Prologue
A Wretched Ducal Home
Mayfair, London
February 1848
Dying was going to be easier than he’d imagined.
Sebastian Fitzgerald Tremont plunged his hand through the thin layer of ice and into the frigid fountain. Biting his lip until he tasted blood, he closed his eyes to the pain, his body shifting from hot to cold and back again so quickly he felt faint. He’d long ago surrendered to his skin going numb, rain and mud seeping through torn buckskin where he rested against the fountain’s rough stone. Long ago surrendered to wondering when, exactly, his father would succeed in killing him.
Long ago yielded to his hatred.
“This time, keep it there. Even if your skin turns blue,” the Duke of Ashcroft snarled. “And then we’ll see about these bloody fires you’re starting. The third one this month, my boy, and the third is going to be your last. With her death, I promise until mine, it’s your last. No son of mine will suffer this misfortune.”
Sebastian lifted his head, focusing a gaze close in color to the inferno that had ripped through the gamekeeper’s lodge two hours ago on the duke. He’d only gone there to mourn his mother in private, to rage over what could not be helped. As if he would suffer this misfortune if there were any option not to. “Don’t make me think about the fires, Your Grace,” he forced past lips clenched tightly to contain the tremors rocking his body, his vision spotting at the edges. If he passed out, his threat would go unheard. “You know what will happen if I do. I can see your coat going up in flames. Your bedchamber.” He jerked his shoulder toward the magnificent dwelling behind them. “This entire estate.”

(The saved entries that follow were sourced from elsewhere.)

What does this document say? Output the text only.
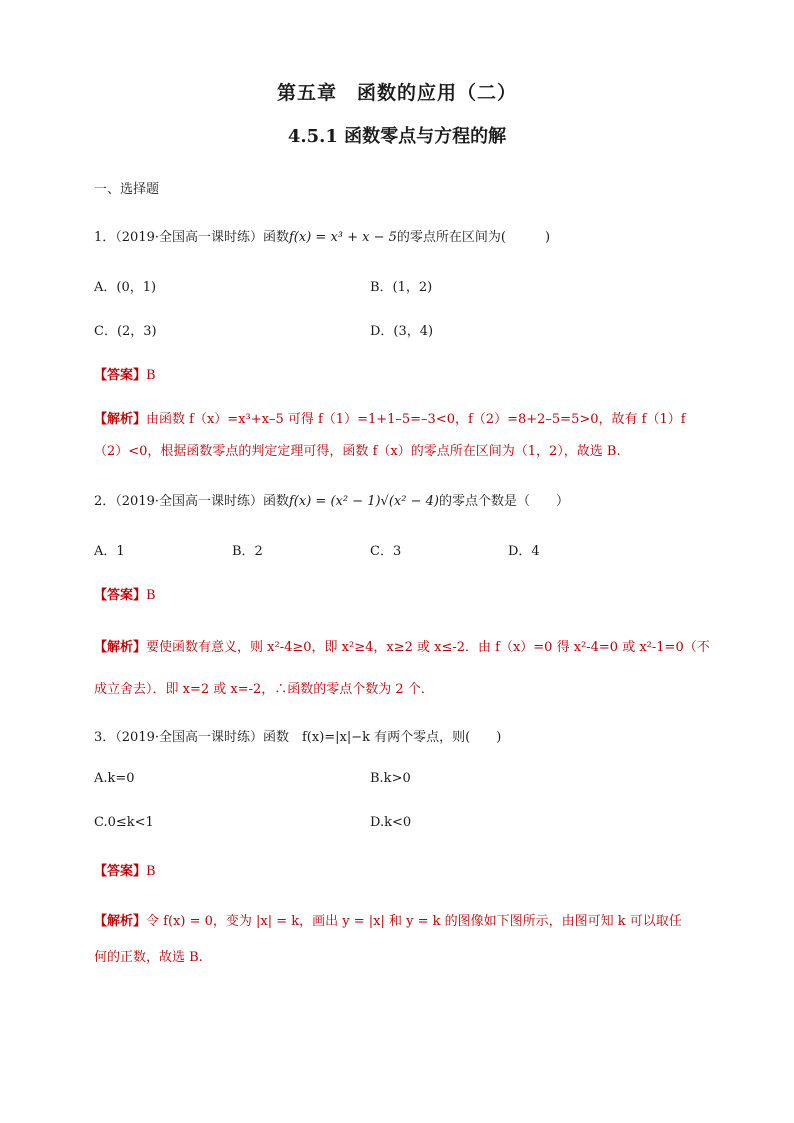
第五章　函数的应用（二）
4.5.1 函数零点与方程的解
一、选择题
1．（2019·全国高一课时练）函数f(x) = x³ + x − 5的零点所在区间为(　　　)
A．(0，1)	B．(1，2)
C．(2，3)	D．(3，4)
【答案】B
【解析】由函数 f（x）=x³+x–5 可得 f（1）=1+1–5=–3<0，f（2）=8+2–5=5>0，故有 f（1）f
（2）<0，根据函数零点的判定定理可得，函数 f（x）的零点所在区间为（1，2），故选 B.
2．（2019·全国高一课时练）函数f(x) = (x² − 1)√(x² − 4)的零点个数是（　　）
A．1	B．2	C．3	D．4
【答案】B
【解析】要使函数有意义，则 x²-4≥0，即 x²≥4，x≥2 或 x≤-2．由 f（x）=0 得 x²-4=0 或 x²-1=0（不
成立舍去）．即 x=2 或 x=-2，∴函数的零点个数为 2 个．
3．（2019·全国高一课时练）函数　f(x)=|x|−k 有两个零点，则(　　)
A.k=0	B.k>0
C.0≤k<1	D.k<0
【答案】B
【解析】令 f(x) = 0，变为 |x| = k，画出 y = |x| 和 y = k 的图像如下图所示，由图可知 k 可以取任
何的正数，故选 B.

His father gasped and stumbled back through the slush, filth splattering his fine woolen trousers. He pointed at his son, the ruby in his signet ring glinting in the moonlight, the crest of a lion with bared teeth leaping into the night. “No, you little spawn, you won’t touch me. You won’t! You killed your mother this very morn with this alchemy, put her in an early grave. Weak from dealing with your curse, she couldn’t survive. She nor the babe. Both lost to me.” He pounded his chest, three hard pops. “She loved you more than life, shielded you to the end. When I should’ve shipped you to the estate in the Highlands the moment I realized what you were. Somewhere so remote you’d never make it back.”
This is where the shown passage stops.